NIR spectra of moldy peanuts were acquired, and the spectral data underwent preprocessing via multiplicative scatter correction (MSC), standard normal variate (SNV), and Savitzky–Golay (SG) smoothing to eliminate noise. Competitive adaptive reweighted sampling (CARS) was applied to select the characteristic bands with the minimal root mean square error of cross-validation (RMSECV) from the preprocessed spectra. Correlation analysis of aflatoxin content, physicochemical properties, and characteristic bands revealed that these physicochemical properties and characteristic bands could serve as effective indicators for assessing the degree of mold contamination in peanuts. The selected bands were modeled via BPNN, SVM, and RF algorithms, with subsequent performance comparison. The results demonstrated that the regression prediction model utilizing SNV for spectral data preprocessing combined with SVM exhibited the best predictive performance.

5. Conclusions

In summary, the established SNV-SVM model demonstrated feasibility, proving that the short-wave region (950–1650 nm) can effectively preserve the characteristic peaks of AFB₁ while reducing moisture interference. The selected feature wavelengths can be directly applied to the development of multispectral imaging sorting equipment, thereby facilitating industrial applications.
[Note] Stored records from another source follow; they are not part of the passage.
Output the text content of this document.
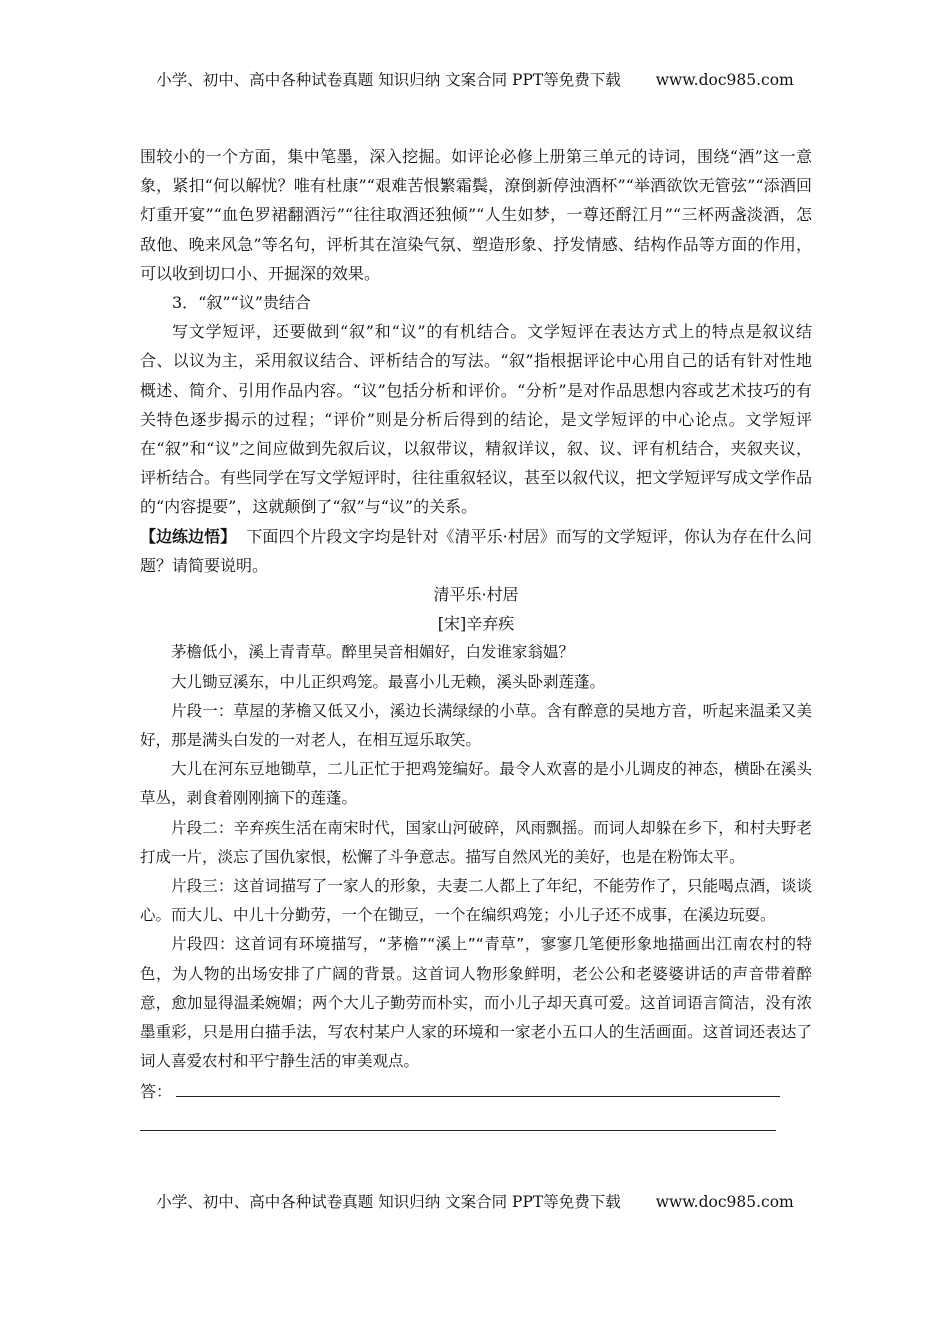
小学、初中、高中各种试卷真题 知识归纳 文案合同 PPT等免费下载 www.doc985.com

围较小的一个方面，集中笔墨，深入挖掘。如评论必修上册第三单元的诗词，围绕“酒”这一意象，紧扣“何以解忧？唯有杜康”“艰难苦恨繁霜鬓，潦倒新停浊酒杯”“举酒欲饮无管弦”“添酒回灯重开宴”“血色罗裙翻酒污”“往往取酒还独倾”“人生如梦，一尊还酹江月”“三杯两盏淡酒，怎敌他、晚来风急”等名句，评析其在渲染气氛、塑造形象、抒发情感、结构作品等方面的作用，可以收到切口小、开掘深的效果。

3．“叙”“议”贵结合

写文学短评，还要做到“叙”和“议”的有机结合。文学短评在表达方式上的特点是叙议结合、以议为主，采用叙议结合、评析结合的写法。“叙”指根据评论中心用自己的话有针对性地概述、简介、引用作品内容。“议”包括分析和评价。“分析”是对作品思想内容或艺术技巧的有关特色逐步揭示的过程；“评价”则是分析后得到的结论，是文学短评的中心论点。文学短评在“叙”和“议”之间应做到先叙后议，以叙带议，精叙详议，叙、议、评有机结合，夹叙夹议，评析结合。有些同学在写文学短评时，往往重叙轻议，甚至以叙代议，把文学短评写成文学作品的“内容提要”，这就颠倒了“叙”与“议”的关系。

【边练边悟】 下面四个片段文字均是针对《清平乐·村居》而写的文学短评，你认为存在什么问题？请简要说明。

清平乐·村居

[宋]辛弃疾

茅檐低小，溪上青青草。醉里吴音相媚好，白发谁家翁媪？

大儿锄豆溪东，中儿正织鸡笼。最喜小儿无赖，溪头卧剥莲蓬。

片段一：草屋的茅檐又低又小，溪边长满绿绿的小草。含有醉意的吴地方音，听起来温柔又美好，那是满头白发的一对老人，在相互逗乐取笑。

大儿在河东豆地锄草，二儿正忙于把鸡笼编好。最令人欢喜的是小儿调皮的神态，横卧在溪头草丛，剥食着刚刚摘下的莲蓬。

片段二：辛弃疾生活在南宋时代，国家山河破碎，风雨飘摇。而词人却躲在乡下，和村夫野老打成一片，淡忘了国仇家恨，松懈了斗争意志。描写自然风光的美好，也是在粉饰太平。

片段三：这首词描写了一家人的形象，夫妻二人都上了年纪，不能劳作了，只能喝点酒，谈谈心。而大儿、中儿十分勤劳，一个在锄豆，一个在编织鸡笼；小儿子还不成事，在溪边玩耍。

片段四：这首词有环境描写，“茅檐”“溪上”“青草”，寥寥几笔便形象地描画出江南农村的特色，为人物的出场安排了广阔的背景。这首词人物形象鲜明，老公公和老婆婆讲话的声音带着醉意，愈加显得温柔婉媚；两个大儿子勤劳而朴实，而小儿子却天真可爱。这首词语言简洁，没有浓墨重彩，只是用白描手法，写农村某户人家的环境和一家老小五口人的生活画面。这首词还表达了词人喜爱农村和平宁静生活的审美观点。

答：

小学、初中、高中各种试卷真题 知识归纳 文案合同 PPT等免费下载 www.doc985.com
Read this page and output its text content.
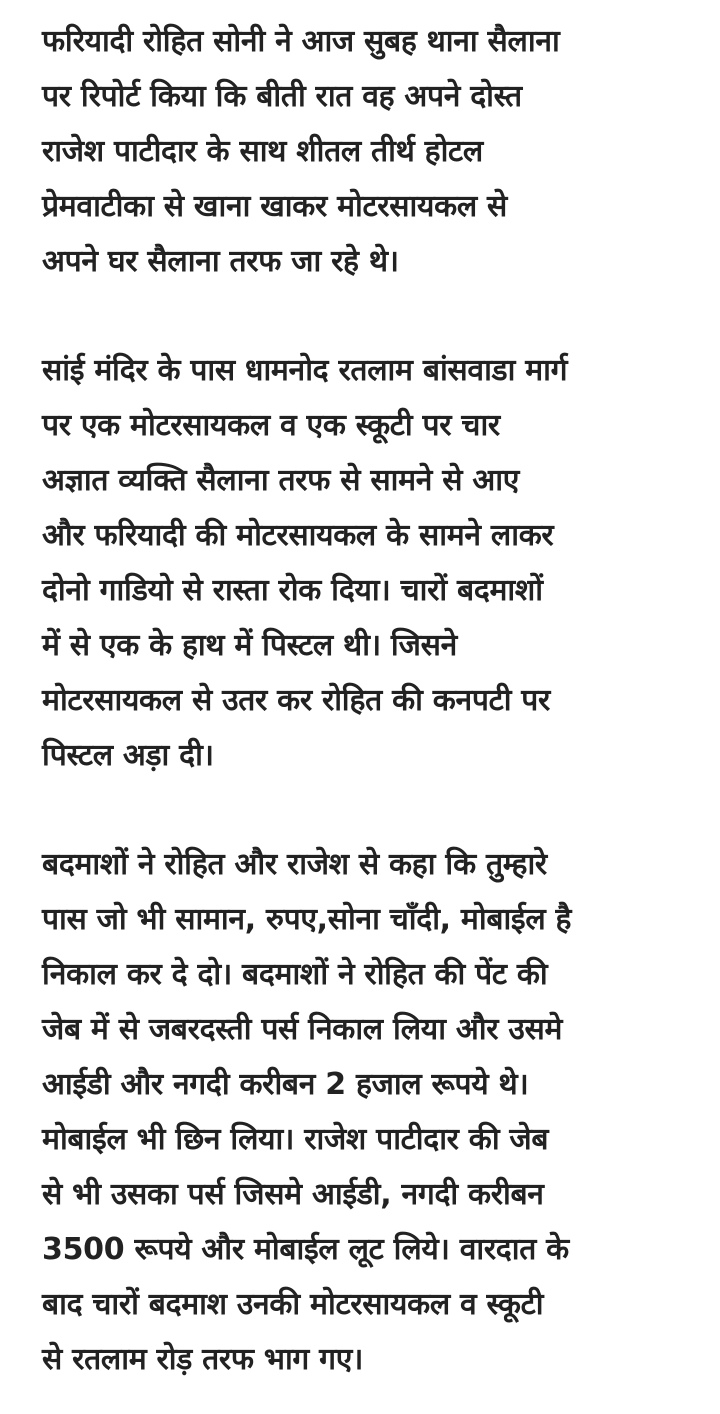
फरियादी रोहित सोनी ने आज सुबह थाना सैलाना
पर रिपोर्ट किया कि बीती रात वह अपने दोस्त
राजेश पाटीदार के साथ शीतल तीर्थ होटल
प्रेमवाटीका से खाना खाकर मोटरसायकल से
अपने घर सैलाना तरफ जा रहे थे।

सांई मंदिर के पास धामनोद रतलाम बांसवाडा मार्ग
पर एक मोटरसायकल व एक स्कूटी पर चार
अज्ञात व्यक्ति सैलाना तरफ से सामने से आए
और फरियादी की मोटरसायकल के सामने लाकर
दोनो गाडियो से रास्ता रोक दिया। चारों बदमाशों
में से एक के हाथ में पिस्टल थी। जिसने
मोटरसायकल से उतर कर रोहित की कनपटी पर
पिस्टल अड़ा दी।

बदमाशों ने रोहित और राजेश से कहा कि तुम्हारे
पास जो भी सामान, रुपए,सोना चाँदी, मोबाईल है
निकाल कर दे दो। बदमाशों ने रोहित की पेंट की
जेब में से जबरदस्ती पर्स निकाल लिया और उसमे
आईडी और नगदी करीबन 2 हजाल रूपये थे।
मोबाईल भी छिन लिया। राजेश पाटीदार की जेब
से भी उसका पर्स जिसमे आईडी, नगदी करीबन
3500 रूपये और मोबाईल लूट लिये। वारदात के
बाद चारों बदमाश उनकी मोटरसायकल व स्कूटी
से रतलाम रोड़ तरफ भाग गए।
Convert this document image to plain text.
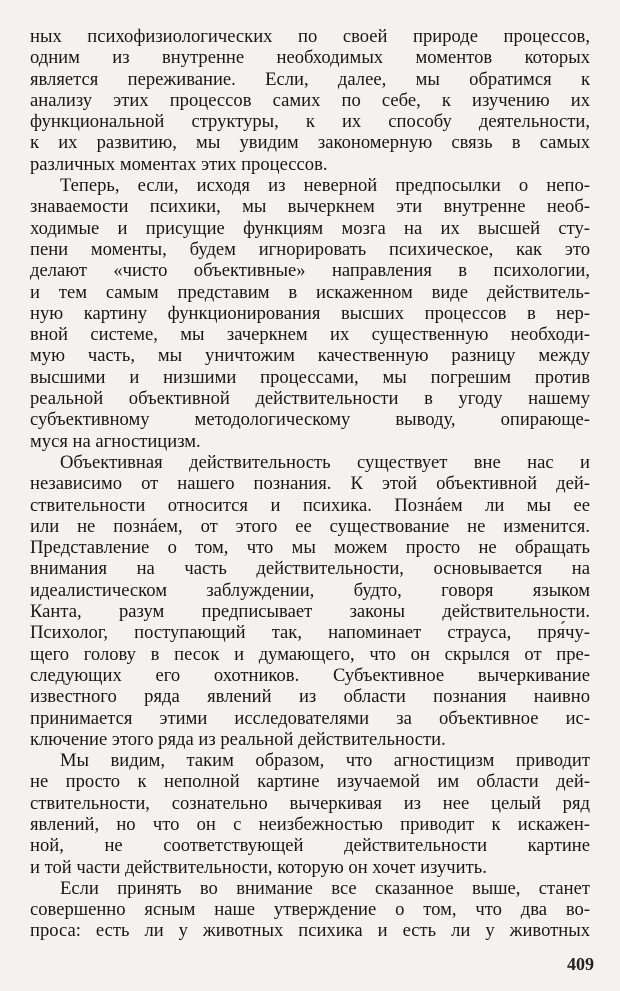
ных психофизиологических по своей природе процессов,
одним из внутренне необходимых моментов которых
является переживание. Если, далее, мы обратимся к
анализу этих процессов самих по себе, к изучению их
функциональной структуры, к их способу деятельности,
к их развитию, мы увидим закономерную связь в самых
различных моментах этих процессов.
Теперь, если, исходя из неверной предпосылки о непо-
знаваемости психики, мы вычеркнем эти внутренне необ-
ходимые и присущие функциям мозга на их высшей сту-
пени моменты, будем игнорировать психическое, как это
делают «чисто объективные» направления в психологии,
и тем самым представим в искаженном виде действитель-
ную картину функционирования высших процессов в нер-
вной системе, мы зачеркнем их существенную необходи-
мую часть, мы уничтожим качественную разницу между
высшими и низшими процессами, мы погрешим против
реальной объективной действительности в угоду нашему
субъективному методологическому выводу, опирающе-
муся на агностицизм.
Объективная действительность существует вне нас и
независимо от нашего познания. К этой объективной дей-
ствительности относится и психика. Познáем ли мы ее
или не познáем, от этого ее существование не изменится.
Представление о том, что мы можем просто не обращать
внимания на часть действительности, основывается на
идеалистическом заблуждении, будто, говоря языком
Канта, разум предписывает законы действительности.
Психолог, поступающий так, напоминает страуса, пря́чу-
щего голову в песок и думающего, что он скрылся от пре-
следующих его охотников. Субъективное вычеркивание
известного ряда явлений из области познания наивно
принимается этими исследователями за объективное ис-
ключение этого ряда из реальной действительности.
Мы видим, таким образом, что агностицизм приводит
не просто к неполной картине изучаемой им области дей-
ствительности, сознательно вычеркивая из нее целый ряд
явлений, но что он с неизбежностью приводит к искажен-
ной, не соответствующей действительности картине
и той части действительности, которую он хочет изучить.
Если принять во внимание все сказанное выше, станет
совершенно ясным наше утверждение о том, что два во-
проса: есть ли у животных психика и есть ли у животных
409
This study has achieved innovations in several aspects, including moisture interference reduction, optimized feature selection, and quantitative assessment of environmental factors, by integrating short-wave near-infrared spectroscopy with machine learning. According to literature reports [39], the characteristic wavelength points obtained in this study are basically consistent with the key wavelength points of aflatoxin B₁ in the near-infrared spectral region. The proposed approach provides a reliable solution for rapid, non-destructive detection of aflatoxin in peanuts. However, it should be noted that the current method is primarily suitable for screening moderate to high contamination levels, while low-concentration samples still require confirmatory methods such as HPLC. Further validation using certified reference materials and naturally contaminated samples is needed to verify the method’s robustness, and the inclusion of non-toxigenic A. flavus strains would help confirm the toxin-specificity of spectral features. Despite these areas for improvement, the stepwise modeling strategy and feature wavelength screening method developed in this study lay an important theoretical foundation for portable detection device development, industrial standardization implementation, and extension to peanuts of different varieties and origins. Future research should focus on validation with broader samples under various storage conditions, optimization of low-concentration detection performance, and establishment of industrial application standards.